Readme from SPRING16 CS245: Data Structures and Algorithms. Instructor David Galles.
For your second project, you will write a program that compresses and uncompresses files using Huffman coding. To compress a file, your program will follow the following steps:
• Read in the entire input file, and calculate the frequencies of all characters.
• Build a Huffman tree for all characters that appear in the input file (characters that do not appear in the input file should not appear in your Huffman tree)
• Build a lookup table, which contains the codes for all characters in the input file
• Check to see if the compressed file would be smaller than the original file. If not, stop -- don't do any compression. Print out a message instead that the file cannot be compressed
• If the compressed file will be smaller, create the encoded file:
◦ Print out a "Magic Number", which will be used to guard against uncompressing files that we didn't compress
◦ Print out the Huffman tree to the output file
◦ Use the lookup table to encode the file
To uncompress a file, your program will follow the following steps:
• Read in the "Magic Number", and make sure that it matches the number for the this program (exiting if it does not match)

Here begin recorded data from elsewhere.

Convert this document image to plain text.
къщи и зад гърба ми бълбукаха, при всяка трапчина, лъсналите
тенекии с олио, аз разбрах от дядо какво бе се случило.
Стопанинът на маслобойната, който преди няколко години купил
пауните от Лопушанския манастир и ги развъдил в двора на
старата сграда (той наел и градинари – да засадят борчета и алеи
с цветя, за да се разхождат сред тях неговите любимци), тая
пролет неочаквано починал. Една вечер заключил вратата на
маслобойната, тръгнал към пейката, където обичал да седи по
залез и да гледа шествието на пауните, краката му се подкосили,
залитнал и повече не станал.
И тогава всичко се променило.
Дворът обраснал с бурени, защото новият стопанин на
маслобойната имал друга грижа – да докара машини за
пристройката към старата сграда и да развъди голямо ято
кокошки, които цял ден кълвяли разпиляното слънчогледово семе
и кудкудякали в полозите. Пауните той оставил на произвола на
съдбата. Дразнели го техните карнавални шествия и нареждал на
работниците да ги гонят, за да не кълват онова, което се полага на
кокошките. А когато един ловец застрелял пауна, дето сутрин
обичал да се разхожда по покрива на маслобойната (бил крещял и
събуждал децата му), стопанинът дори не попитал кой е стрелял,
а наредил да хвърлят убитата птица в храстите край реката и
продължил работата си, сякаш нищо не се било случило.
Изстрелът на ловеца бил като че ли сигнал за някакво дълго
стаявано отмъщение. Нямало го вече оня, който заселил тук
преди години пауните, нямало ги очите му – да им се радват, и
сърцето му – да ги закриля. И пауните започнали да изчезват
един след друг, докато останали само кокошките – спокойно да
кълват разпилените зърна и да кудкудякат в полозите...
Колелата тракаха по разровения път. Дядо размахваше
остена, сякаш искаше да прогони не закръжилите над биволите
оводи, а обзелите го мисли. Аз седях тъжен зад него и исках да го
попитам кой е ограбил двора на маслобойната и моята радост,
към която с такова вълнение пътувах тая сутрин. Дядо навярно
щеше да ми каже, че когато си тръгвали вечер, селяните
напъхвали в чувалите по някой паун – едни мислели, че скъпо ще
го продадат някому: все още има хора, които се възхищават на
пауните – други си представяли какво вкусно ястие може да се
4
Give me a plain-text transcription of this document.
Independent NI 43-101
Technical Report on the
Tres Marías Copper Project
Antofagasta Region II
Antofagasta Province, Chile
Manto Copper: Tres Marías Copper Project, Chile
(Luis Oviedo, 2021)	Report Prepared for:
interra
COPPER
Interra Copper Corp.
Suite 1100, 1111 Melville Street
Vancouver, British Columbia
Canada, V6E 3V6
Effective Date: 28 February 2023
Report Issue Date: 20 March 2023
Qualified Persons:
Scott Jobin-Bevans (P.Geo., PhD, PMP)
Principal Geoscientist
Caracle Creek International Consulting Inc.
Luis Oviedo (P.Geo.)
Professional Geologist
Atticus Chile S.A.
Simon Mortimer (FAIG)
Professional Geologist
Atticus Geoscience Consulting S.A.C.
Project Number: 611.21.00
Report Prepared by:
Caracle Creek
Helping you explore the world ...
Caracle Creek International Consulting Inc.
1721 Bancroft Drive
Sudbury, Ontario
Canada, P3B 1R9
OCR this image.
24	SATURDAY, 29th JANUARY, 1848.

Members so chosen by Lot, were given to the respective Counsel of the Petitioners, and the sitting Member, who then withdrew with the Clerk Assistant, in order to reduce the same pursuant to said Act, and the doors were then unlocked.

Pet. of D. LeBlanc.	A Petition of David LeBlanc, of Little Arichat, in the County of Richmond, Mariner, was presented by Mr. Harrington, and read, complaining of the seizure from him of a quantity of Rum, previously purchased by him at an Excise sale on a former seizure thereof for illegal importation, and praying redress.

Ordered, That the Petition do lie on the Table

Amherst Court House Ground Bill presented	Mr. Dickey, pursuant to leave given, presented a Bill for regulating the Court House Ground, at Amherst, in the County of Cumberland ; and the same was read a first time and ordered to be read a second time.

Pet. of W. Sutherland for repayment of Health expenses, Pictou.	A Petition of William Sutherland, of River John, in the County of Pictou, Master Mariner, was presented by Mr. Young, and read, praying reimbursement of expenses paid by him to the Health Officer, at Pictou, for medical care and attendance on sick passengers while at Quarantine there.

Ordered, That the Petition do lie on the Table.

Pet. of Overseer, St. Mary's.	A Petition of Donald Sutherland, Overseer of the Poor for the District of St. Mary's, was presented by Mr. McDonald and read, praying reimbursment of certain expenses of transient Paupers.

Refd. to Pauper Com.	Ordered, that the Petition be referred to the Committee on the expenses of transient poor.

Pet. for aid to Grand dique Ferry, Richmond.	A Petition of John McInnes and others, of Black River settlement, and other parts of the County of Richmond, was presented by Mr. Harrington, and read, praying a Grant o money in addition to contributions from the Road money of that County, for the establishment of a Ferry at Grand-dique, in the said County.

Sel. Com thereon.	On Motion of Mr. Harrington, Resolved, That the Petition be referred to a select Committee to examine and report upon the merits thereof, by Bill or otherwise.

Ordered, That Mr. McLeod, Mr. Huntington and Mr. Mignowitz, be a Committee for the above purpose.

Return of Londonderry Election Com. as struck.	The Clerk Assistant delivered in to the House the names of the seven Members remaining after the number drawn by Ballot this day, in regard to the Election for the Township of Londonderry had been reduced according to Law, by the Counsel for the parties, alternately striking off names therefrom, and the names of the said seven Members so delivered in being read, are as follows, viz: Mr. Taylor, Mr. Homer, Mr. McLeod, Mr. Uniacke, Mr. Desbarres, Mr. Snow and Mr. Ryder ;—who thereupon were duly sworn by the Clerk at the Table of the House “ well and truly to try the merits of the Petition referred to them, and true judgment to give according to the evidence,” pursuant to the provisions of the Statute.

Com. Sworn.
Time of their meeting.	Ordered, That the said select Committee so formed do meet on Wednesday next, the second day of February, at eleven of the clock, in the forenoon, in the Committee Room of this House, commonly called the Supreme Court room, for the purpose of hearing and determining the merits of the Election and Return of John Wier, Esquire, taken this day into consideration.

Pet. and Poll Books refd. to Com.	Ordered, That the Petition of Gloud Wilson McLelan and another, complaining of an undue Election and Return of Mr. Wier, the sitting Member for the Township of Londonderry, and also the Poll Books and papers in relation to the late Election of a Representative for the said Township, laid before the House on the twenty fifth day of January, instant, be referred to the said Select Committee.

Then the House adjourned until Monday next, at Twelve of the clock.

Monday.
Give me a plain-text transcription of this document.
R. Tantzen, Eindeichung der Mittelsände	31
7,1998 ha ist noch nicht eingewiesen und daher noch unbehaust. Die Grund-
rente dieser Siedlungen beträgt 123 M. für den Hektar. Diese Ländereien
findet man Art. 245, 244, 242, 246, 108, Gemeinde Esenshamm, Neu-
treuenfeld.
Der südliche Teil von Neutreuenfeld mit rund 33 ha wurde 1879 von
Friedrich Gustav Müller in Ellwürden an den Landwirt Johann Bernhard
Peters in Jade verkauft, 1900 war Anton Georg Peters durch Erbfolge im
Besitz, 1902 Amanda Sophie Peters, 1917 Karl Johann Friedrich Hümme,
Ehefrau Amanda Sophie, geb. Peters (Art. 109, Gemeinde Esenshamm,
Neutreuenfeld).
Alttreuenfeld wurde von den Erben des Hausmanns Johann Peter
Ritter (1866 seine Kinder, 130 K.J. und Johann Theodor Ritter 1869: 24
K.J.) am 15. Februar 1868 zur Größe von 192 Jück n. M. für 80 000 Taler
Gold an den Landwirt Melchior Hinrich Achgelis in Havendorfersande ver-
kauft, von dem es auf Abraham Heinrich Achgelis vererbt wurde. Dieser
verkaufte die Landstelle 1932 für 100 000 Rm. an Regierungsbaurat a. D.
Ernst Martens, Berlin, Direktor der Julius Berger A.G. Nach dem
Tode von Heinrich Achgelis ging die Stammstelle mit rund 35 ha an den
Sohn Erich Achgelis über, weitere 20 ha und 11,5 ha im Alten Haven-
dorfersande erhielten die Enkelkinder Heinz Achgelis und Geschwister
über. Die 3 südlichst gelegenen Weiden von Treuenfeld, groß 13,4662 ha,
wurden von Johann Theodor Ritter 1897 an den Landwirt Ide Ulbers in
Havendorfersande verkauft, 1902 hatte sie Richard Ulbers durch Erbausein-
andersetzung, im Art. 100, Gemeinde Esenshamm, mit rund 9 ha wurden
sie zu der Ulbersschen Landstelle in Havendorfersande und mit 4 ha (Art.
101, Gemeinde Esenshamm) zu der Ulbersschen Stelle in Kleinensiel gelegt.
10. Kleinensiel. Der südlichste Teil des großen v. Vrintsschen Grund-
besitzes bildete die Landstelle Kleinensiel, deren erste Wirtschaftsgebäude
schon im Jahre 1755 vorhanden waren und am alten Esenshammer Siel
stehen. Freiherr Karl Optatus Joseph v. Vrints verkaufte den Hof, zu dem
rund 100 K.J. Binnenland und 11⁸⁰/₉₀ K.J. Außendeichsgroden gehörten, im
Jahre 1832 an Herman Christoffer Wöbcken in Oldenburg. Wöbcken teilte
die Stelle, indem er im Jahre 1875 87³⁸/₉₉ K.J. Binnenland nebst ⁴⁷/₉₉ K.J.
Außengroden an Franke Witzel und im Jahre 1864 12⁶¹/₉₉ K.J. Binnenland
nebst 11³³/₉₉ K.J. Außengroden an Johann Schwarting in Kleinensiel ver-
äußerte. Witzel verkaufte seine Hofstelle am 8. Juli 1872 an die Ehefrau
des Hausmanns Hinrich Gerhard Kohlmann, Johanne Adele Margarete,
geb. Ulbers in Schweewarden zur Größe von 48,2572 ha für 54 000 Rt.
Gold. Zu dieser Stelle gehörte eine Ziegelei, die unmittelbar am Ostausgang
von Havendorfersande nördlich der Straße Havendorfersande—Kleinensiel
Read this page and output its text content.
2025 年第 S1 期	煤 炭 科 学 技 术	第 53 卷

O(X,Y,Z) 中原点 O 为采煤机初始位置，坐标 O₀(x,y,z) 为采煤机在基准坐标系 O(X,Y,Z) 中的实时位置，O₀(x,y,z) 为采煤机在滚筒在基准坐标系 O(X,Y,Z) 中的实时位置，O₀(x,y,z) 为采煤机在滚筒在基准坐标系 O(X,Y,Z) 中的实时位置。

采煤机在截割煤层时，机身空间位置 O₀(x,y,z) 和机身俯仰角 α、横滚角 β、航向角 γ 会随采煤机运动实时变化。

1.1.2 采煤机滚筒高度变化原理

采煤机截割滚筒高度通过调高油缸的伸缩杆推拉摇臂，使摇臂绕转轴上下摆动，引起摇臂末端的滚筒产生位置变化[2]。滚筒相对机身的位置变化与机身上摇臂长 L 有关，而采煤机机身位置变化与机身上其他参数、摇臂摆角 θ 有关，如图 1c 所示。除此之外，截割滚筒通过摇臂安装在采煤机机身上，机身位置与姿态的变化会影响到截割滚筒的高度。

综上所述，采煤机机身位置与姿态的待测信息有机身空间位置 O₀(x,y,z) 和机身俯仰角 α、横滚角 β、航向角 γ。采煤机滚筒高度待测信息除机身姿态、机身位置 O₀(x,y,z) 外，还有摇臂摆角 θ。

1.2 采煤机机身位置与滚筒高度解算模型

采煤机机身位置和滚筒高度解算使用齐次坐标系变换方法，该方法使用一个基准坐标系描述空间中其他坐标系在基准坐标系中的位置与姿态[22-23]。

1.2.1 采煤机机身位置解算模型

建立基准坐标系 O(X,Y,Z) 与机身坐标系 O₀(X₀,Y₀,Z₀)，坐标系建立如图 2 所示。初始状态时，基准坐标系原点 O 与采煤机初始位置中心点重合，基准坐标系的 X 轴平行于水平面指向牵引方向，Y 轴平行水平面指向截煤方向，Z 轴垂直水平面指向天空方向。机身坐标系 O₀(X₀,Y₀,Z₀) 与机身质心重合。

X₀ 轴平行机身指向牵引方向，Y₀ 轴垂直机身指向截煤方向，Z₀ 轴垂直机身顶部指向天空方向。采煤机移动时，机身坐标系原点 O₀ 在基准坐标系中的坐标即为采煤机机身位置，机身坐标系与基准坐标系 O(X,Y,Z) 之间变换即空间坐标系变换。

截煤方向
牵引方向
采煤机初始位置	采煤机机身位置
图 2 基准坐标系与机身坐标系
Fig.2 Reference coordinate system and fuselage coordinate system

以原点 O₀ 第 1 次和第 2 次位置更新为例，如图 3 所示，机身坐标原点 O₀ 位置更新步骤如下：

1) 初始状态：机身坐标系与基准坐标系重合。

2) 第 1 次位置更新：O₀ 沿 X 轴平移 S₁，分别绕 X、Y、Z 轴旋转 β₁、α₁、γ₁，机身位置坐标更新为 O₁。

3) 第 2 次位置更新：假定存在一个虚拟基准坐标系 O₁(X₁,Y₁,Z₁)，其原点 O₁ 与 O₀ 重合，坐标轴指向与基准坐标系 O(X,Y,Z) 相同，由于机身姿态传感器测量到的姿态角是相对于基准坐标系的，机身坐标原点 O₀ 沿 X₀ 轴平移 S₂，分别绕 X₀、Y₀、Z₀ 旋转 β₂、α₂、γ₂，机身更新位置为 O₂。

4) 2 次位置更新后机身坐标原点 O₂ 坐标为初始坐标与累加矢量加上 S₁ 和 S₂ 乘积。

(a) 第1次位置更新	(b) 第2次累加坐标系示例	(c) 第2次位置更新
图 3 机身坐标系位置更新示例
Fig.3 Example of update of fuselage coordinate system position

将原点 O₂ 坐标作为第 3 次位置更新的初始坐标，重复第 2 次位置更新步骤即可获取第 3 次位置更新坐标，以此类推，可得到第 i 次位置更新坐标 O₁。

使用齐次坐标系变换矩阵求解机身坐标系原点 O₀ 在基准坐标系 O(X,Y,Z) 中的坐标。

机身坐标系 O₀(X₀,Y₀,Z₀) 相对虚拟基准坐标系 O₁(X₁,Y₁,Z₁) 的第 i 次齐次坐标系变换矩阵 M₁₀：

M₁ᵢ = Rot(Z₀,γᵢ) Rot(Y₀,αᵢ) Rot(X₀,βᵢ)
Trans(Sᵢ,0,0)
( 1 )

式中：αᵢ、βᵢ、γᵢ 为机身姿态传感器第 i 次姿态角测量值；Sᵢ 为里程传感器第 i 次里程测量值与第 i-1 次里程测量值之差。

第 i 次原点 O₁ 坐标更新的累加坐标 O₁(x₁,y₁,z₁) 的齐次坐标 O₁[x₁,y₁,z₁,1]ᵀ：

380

• Read in the Huffman tree from the input file
• Decode the input, using the Huffman tree
If your program is called with the verbose'' flag (-v), you will also need to print some debugging information to standard out. If your program is called with the
force'' flag (-f), then the file will be compressed even if the compressed file would be larger than the original file.
Your program should expect to be called as follows:
% java Huffman (-c|-u) [-v] [-f] infile outfile
where:
• (-c|-u) stands for either "-c" (for compress), or "-u"(for uncompress)
• [-v] stands for an optional "-v" flag (for verbose)
• [-f] stands for an optional "-f" flag, that forces compression even if the compressed file will be larger than the original file
• infile is the input file
• outfile is the output file
The flags -f and -v can be in either order. So, the following would all be legal:
• java Huffman -c test test.huff
• java Huffman -c -v myTestFile myCompressedFile
• java Huffman -c -f -v test test.huff
• java Huffman -u -f test1.huff test2
• java Huffman -u -f -v test1.huff test2
If a file is compressed with the "-v" option, you should print the following to standard output (using System.out.print(ln)):
• The frequency of each character in the input file (print the ASCII values of the characters, instead of the characters themselves, to make this more readable for binary files)
• The Huffman tree (see class notes on printing trees for pointers on how this can be done)
• The Huffman codes for each character that has a code (characters which do not appear in the input file will not have codes. Again, print the ASCII values of characters instead of the characters themselves)
• The size of the uncompressed file and the size of the compressed file
If a file is uncompressed with the "-v" option, you should print out following to standard output (using System.out.print(ln)):
• The Huffman tree (see class notes on printing trees for pointers on how this can be done)